Zhao Chunhui, Dassau Eyal, Jovanovič Lois, Zisser Howard C, Doyle Francis J, Seborg Dale E
Department of Chemical Engineering, University of California, Santa Barbara, Santa Barbara, California 93106-5080, USA.
J Diabetes Sci Technol. 2012 May 1;6(3):617-33. doi: 10.1177/193229681200600317.
Accurate prediction of future glucose concentration for type 1 diabetes mellitus (T1DM) is needed to improve glycemic control and to facilitate proactive management before glucose concentrations reach undesirable concentrations. The availability of frequent glucose measurements, insulin infusion rates, and meal carbohydrate estimates can be used to good advantage to capture important information concerning glucose dynamics.
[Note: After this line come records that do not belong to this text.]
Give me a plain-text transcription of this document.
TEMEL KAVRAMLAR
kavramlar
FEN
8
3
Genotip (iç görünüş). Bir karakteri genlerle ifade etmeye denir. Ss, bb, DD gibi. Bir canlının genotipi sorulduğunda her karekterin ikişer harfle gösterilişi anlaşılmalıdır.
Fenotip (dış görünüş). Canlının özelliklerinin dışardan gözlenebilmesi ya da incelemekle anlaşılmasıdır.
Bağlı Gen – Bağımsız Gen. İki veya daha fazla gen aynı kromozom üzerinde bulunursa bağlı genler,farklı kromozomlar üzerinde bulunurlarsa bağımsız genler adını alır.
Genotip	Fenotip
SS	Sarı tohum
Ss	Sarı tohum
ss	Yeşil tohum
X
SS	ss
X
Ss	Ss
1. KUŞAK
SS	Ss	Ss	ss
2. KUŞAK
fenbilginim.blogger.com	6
This article evaluates the feasibility of using a latent variable (LV)-based statistical method to model glucose dynamics and to forecast future glucose concentrations for T1DM applications. The prediction models are developed using a proposed LV-based approach and are evaluated for retrospective clinical data from seven individuals with T1DM and for In silico simulations using the Food and Drug Administration-accepted University of Virginia/University of Padova metabolic simulator. This article provides comparisons of the prediction accuracy of the LV-based method with that of a standard modeling alternative. The influence of key design parameters on the performance of the LV-based method is also illustrated.
In general, the LV-based method provided improved prediction accuracy in comparison with conventional autoregressive (AR) models and autoregressive with exogenous input (ARX) models. For larger prediction horizons (≥30 min), the LV-based model with exogenous inputs achieved the best prediction performance based on a paired t-test (α = 0.05).
The LV-based method resulted in models whose glucose prediction accuracy was as least as good as the accuracies of standard AR/ARX models and a simple model-free approach. Furthermore, the new approach is less sensitive to changing conditions and the effect of key design parameters.
为了改善血糖控制,并在血糖浓度达到不理想水平之前促进积极管理,需要准确预测1型糖尿病(T1DM)患者未来的血糖浓度。频繁的血糖测量值、胰岛素输注速率和膳食碳水化合物估计值可被充分利用,以获取有关血糖动态的重要信息。
本文评估了使用基于潜在变量(LV)的统计方法对血糖动态进行建模并预测T1DM患者未来血糖浓度的可行性。预测模型采用所提出的基于LV的方法开发,并针对7名T1DM患者的回顾性临床数据以及使用美国食品药品监督管理局认可的弗吉尼亚大学/帕多瓦大学代谢模拟器进行的计算机模拟进行评估。本文将基于LV的方法的预测准确性与标准建模方法的预测准确性进行了比较。还阐述了关键设计参数对基于LV的方法性能的影响。
总体而言,与传统自回归(AR)模型和带外生输入的自回归(ARX)模型相比,基于LV的方法提供了更高的预测准确性。对于较大的预测期(≥30分钟),基于配对t检验(α = 0.05),带外生输入的基于LV的模型实现了最佳预测性能。
基于LV的方法所得到的模型,其血糖预测准确性至少与标准AR/ARX模型以及一种简单的无模型方法的准确性相当。此外,新方法对变化的条件和关键设计参数的影响不太敏感。